Сговорились, что через час она будет в холле гостиницы. Отель назывался «У Марианны» и располагался на тенистой улочке, неподалеку от площади Триад. Полина сказала:

— Миша, понимаю, ты не один, но лучше бы нам поговорить без посторонних.

— Не сомневайся. Передай Эдуарду, я зла на него не держу.

Она молча положила трубку.

— Теперь, — сказал Федоренко, — давай еще разок обговорим детали.

Он был собран, деловит.

— Чего обговаривать? Вы же будете рядом.

Они будут не только рядом, каждое слово запишется на магнитофон. Кнопка миниатюрного передатчика, работающего в автономном режиме, была вшита в обшлаг моего пиджака. Забавная шпионская подробность.

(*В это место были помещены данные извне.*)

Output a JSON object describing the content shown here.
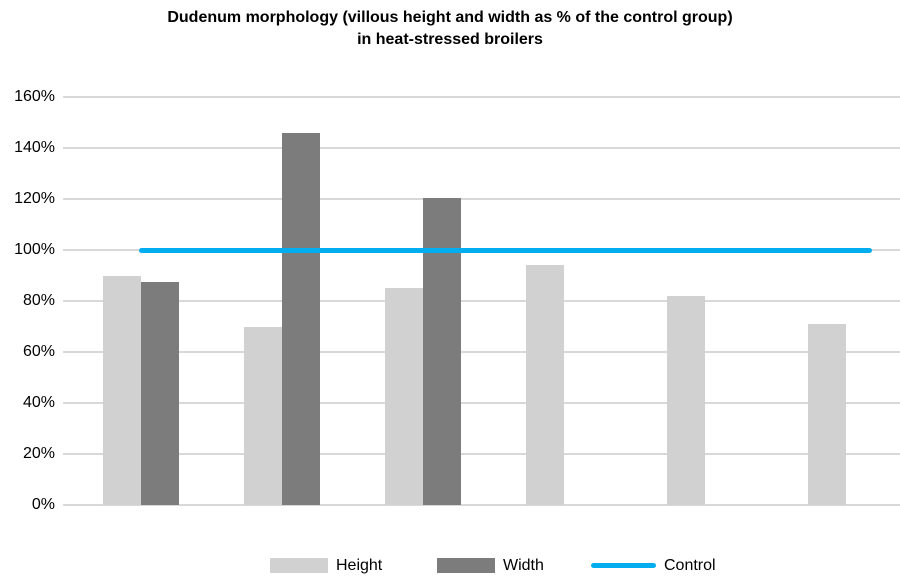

— Хорошо, если она захочет поехать куда-нибудь, что ты сделаешь?

— Предложу поужинать в отеле.

— Твоя главная задача?

— Показать ей кассету. Вот по этому «Грюндику».

— Если придет не одна?

— Может, выпьем? — сказал я. — Очень трудный экзамен.

Федоренко достал из холодильника бутылку какой-то розовой наливки.

— Это не тебе. Угостишь Полинушку.

— Такого уговора не было.

— Не бойся, не яд.

— Может, примешь сам стаканчик?

Федоренко долго смотрел на меня в упор. Я буркнул:

— Очень страшно.

— Ильич, ты все же чего-то недопонимаешь. Поверь, я тебе не враг. Но дело есть дело. Не вынуждай к жестким решениям… Как ты поступишь, если она придет с Трубецким?

— Заставлю его выпить всю вот эту бутылку.

— Ты настроен шутливо, это неплохо. Но учти, ставки в этой игре большие. Намного больше, чем ты думаешь.

Думал я не о ставках. Я думал о том, кто такая Полина? Женщина или чудовище? Я мало что про нее знал. Где она росла, кто ее родители? Не падала ли с лошади затылком об землю? Где-то читал, что женщину можно или любить, или знать про нее все. Третьего не дано. Я не хотел знать про Полину слишком много. Так, самую малость. Чтобы было о чем разговаривать в промежутках.